Neither Weis nor Heaps wanted to pinpoint which KU lineman failed to impede Jeffcoat's progress. But it hardly mattered. The pocket collapsed so quickly that Heaps had very little time to react, let alone think about securing the ball. Still, the quarterback who finished 11-of-21 passing for 160 yards and showed signs of life for the second week in a row, said he should have done better.
“Of course,” Heaps said. “It's my job to secure the football. It's something I'll learn from, but, at the same time, it could've been the difference between us winning and losing the football game, so, yeah, I put that on myself. One play can change the course of the game. We hung in there and I think it was closer than the score says. We missed an opportunity for sure. And it's unfortunate because we really had them on the ropes for a while.”
Credit the KU defense for that. Safety Isaiah Johnson picked up a pair of interceptions. Linebacker Ben Heeney returned to the field after a two-week absence and Jake Love, Heeney's partner in crime in the middle, continued to play like a Heeney mini-me. They finished with nine tackles apiece to lead Kansas, but could do only so much to slow down a Texas offense that got four touchdowns from running back Malcolm Brown and really took off after Whaley's fumble return.
“It just turned everything around,” said Whaley, crediting UT's defensive ends for jarring the ball loose. “It lit sparks (for us) on both sides of the ball.”
KU (2-6, 0-5) was not without its opportunities. But the offense continued to run into far too many obstacles, be them penalties, poor pass protection or a lack of rhythm. The screen game to James Sims (51 yards on five receptions) worked well early; true freshman quarterback Montell Cozart ran four times for 34 yards and added a late touchdown; Rodriguez Coleman (85 yards, two receptions) took another step forward as a down-the-field playmaker before exiting with an injury; and Brandon Bourbon and Darrian Miller also ran hard throughout the afternoon. It just didn't produce points.

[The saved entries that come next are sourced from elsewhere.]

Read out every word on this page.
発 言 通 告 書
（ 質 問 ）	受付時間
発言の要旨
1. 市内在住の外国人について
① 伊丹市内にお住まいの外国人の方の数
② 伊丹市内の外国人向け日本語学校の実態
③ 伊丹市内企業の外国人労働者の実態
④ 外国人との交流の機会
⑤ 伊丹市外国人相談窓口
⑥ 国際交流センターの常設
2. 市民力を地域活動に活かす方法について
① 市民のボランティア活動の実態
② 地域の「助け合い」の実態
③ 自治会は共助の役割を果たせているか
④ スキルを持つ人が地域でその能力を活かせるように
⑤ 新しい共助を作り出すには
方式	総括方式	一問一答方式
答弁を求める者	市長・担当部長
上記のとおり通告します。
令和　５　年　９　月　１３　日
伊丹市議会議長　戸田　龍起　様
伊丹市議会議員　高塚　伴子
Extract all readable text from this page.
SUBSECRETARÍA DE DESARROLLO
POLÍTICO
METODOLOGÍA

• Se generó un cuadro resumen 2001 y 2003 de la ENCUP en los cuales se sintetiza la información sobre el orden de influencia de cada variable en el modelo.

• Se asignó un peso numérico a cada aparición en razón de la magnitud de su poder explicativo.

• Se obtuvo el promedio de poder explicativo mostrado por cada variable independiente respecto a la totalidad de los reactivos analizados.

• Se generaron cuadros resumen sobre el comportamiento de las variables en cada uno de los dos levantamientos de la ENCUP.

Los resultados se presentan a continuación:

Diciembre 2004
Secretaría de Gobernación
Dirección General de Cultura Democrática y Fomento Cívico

“That was frustrating,” Weis said. “It's been frustrating. Even missing the first field goal, that's frustrating. That's why I changed field-goal kickers. I'd seen enough. You can't be a 50-50 field goal kicker, especially when I'm not putting them in long ranges.”
Added Heaps, who has remained positive despite suffering through one of the roughest stretches of his college career: “Of course we're frustrated. We want to get things going. We want to put a full game together and that's what we have to do.”
Another loss it was, but not even the combination of the physical beating, the disappointing offense and the back-breaking momentum play could keep KU from looking ahead with hope from the small interview room underneath UT's stadium.
"We’ve got four games (left), and despite everything else, we have to go 4-0 to make a bowl game,” said Heaps. “A bowl game is still possible for us, so we'll come back to work and continue to work hard.”